As posições firmes contra o machismo e a homofobia foram incentivadas em casa. Naiane revela que sua mãe, socióloga, foi quem a ensinou a lutar pos seus direitos. As conversas entre as duas deram força aos ideais que a jogadora defende com paixão nos dias de hoje.

– Eu fui criada nessa ótica desde criança. Minha mãe é socióloga, e meu pai sempre foi muito tranquilo. Eu e minha irmã nunca tivemos que fazer algo por sermos mulheres ou deixamos de fazer algo por sermos mulheres. Meus pais sempre nos criaram da forma mais livre possível, com consciência, mas livre. E minha mãe sempre conversou comigo sobre lutar por direitos, sobre respeito, política e movimentos sociais.

O esporte no Brasil ainda é cercado de preconceitos. São poucos os casos de quem quebra a barreira da homofobia publicamente. Naiane não sofreu quando assumiu sua homossexualidade. Ela acredita que o processo seja mais complicado entre os homens, mas que a conscientização popular é essencial para a liberdade de quem teme se assumir.

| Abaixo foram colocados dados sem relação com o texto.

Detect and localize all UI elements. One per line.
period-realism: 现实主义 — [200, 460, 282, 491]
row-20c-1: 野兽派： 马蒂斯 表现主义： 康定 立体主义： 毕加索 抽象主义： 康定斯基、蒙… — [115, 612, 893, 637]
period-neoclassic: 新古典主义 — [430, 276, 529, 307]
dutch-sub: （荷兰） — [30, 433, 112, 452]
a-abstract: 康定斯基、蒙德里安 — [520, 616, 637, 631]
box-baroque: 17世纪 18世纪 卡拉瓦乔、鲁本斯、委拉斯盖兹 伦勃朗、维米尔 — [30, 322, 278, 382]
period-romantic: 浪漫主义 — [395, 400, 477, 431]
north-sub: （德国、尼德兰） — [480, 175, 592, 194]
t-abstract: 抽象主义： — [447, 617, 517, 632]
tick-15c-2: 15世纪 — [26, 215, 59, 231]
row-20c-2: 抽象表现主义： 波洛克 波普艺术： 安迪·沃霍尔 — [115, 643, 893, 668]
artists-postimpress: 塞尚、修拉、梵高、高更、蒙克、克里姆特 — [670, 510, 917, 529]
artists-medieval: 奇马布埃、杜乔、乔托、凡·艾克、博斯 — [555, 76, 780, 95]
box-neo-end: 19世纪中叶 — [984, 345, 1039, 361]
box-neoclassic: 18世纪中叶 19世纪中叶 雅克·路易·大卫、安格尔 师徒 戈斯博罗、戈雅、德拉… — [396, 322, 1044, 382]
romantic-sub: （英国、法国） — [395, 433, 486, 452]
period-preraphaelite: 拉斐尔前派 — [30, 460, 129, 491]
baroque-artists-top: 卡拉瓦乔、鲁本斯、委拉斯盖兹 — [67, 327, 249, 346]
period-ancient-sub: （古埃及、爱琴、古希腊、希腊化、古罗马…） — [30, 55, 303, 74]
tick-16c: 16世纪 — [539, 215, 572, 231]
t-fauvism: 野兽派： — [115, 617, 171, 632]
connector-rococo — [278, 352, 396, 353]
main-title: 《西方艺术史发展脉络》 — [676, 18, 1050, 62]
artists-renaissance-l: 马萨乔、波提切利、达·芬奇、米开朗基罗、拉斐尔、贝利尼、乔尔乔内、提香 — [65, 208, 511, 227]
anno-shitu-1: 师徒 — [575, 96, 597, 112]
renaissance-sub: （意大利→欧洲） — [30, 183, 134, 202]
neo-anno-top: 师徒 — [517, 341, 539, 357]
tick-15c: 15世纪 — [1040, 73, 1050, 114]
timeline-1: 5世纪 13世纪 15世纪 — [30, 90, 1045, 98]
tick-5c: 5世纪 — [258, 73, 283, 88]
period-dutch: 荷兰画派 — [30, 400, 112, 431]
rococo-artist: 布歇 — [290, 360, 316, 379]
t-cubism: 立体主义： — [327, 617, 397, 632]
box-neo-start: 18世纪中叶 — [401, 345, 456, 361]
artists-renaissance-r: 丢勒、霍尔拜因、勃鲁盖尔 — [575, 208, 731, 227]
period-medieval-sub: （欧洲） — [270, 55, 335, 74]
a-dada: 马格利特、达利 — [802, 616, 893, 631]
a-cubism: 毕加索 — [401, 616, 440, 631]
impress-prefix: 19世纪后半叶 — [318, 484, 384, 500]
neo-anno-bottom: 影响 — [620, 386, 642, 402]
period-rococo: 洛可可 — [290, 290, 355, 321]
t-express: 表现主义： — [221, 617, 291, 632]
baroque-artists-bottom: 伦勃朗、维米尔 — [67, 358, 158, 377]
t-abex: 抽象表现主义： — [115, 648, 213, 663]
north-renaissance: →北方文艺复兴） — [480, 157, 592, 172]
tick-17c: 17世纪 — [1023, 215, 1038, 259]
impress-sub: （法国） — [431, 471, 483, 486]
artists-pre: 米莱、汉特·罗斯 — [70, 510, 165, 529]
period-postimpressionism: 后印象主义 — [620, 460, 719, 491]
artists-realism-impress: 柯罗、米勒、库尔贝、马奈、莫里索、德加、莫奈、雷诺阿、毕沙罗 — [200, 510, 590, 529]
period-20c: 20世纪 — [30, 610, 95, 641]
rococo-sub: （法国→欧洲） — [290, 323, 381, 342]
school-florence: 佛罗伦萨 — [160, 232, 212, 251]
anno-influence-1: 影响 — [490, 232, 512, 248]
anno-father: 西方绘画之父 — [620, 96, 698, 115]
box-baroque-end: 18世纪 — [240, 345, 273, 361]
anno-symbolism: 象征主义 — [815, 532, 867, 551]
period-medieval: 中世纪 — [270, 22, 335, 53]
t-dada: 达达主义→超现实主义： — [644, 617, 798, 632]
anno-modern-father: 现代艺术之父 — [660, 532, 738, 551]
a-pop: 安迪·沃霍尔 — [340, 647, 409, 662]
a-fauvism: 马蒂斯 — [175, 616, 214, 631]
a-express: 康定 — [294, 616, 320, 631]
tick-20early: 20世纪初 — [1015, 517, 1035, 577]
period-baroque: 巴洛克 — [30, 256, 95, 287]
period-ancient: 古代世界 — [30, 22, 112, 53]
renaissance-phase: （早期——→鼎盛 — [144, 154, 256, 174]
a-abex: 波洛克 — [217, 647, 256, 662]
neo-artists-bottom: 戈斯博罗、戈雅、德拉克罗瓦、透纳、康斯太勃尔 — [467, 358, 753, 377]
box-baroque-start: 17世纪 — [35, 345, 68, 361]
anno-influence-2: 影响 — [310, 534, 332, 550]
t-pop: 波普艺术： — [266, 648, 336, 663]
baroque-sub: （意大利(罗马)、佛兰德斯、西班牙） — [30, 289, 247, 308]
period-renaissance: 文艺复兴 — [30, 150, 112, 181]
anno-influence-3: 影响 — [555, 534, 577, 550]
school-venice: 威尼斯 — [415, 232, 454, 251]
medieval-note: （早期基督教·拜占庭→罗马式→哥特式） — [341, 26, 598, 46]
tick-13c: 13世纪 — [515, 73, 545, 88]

– Não consigo afirmar nos outros esportes, mas no vôlei, para mim, sempre foi tranquilo. Mas existe, sim, aquele preconceito que é cultural, as piadinhas rotineiras que são só "brincadeiras". Acho que no masculino é sempre mais difícil, porque um homem se assumir gay é como se estivesse indo de contra a todas as regras masculinas. Por isso eu digo que é preciso se instruir, ter por perto pessoas como a gente, é preciso estudar e criar defesa para o mundo, porque as pessoas vão te "atacar", e os seus argumentos vão ser a sua única defesa. E às vezes em uma conversa simples, você consegue fazer alguém mudar de opinião. É preciso ser bem resolvido, ter coragem pra enfrentar a vida. É preciso desconstruir – afirma.

Enquanto levanta suas bandeiras, Naiane também tenta evoluir dentro de quadra. O chamado para a seleção no ano passado indicou um caminho a seguir. Quando viu seu nome na pré-lista de Zé Roberto para os Jogos do Rio, a levantadora sabia que dificilmente estaria na convocação final – o técnico, que também dispensou Roberta, do Rio, acabou levando Dani Lins e Fabíola. A experiência, porém, foi bem-vinda. No período, foi a titular da equipe B durante o Torneio de Montreux e sentiu o gosto de defender a seleção.

– Acredito que a convocação veio pelo trabalho que fiz na temporada passada, seleção é consequência. Aproveitei o ano passado para evoluir, para ter noção de como que funciona uma preparação em ano de olimpíada, como que é o cenário internacional adulto. E sei que para encarar os campeonatos fortes lá de fora eu preciso jogar, ter experiência, coisa que eu só vou adquirir com o tempo e estou disposta a isso.

No Minas, tem a missão de guiar o time até a final. Depois de um início irregular, a equipe mineira cresceu com as chegadas de Destinee Hooker e Jaqueline. Chegou a emendar uma série de nove jogos sem perder na reta decisiva e assumiu de vez a condição de favorita. Nos playoffs, tenta ultrapassar as barreiras para seguir na briga pelo título.

– Nosso time cresceu muito no segundo turno e isso é resultado do nosso treinamento. Melhoramos nosso volume de jogo que tem sido fundamental pra jogar de igual pra igual com as grandes equipes. (Hooker e Jaqueline) são grandes jogadoras e vieram pra fortalecer o grupo. Nosso leque de opções aumentou, e isso nos faz ficar ainda mais fortes – afirmou Naiane.

O caminho até a final, porém, é complicado. Contra o Bauru, Minas deve fazer uma das séries mais equilibradas dos playoffs. Mas, tão firme como nas suas posições fora de quadra, a levantadora confia no potencial do time.

– Agora é mudar o pensamento e saber que precisamos aproveitar as chances e buscar a vitória desde o primeiro ponto. As equipes são fortes e querem tanto quanto nós, por isso a atenção tem de ser redobrada. Nosso time é um time forte individualmente e mais que isso, é forte junto, se encaixa. Estamos aqui pra brigar e chegar na final.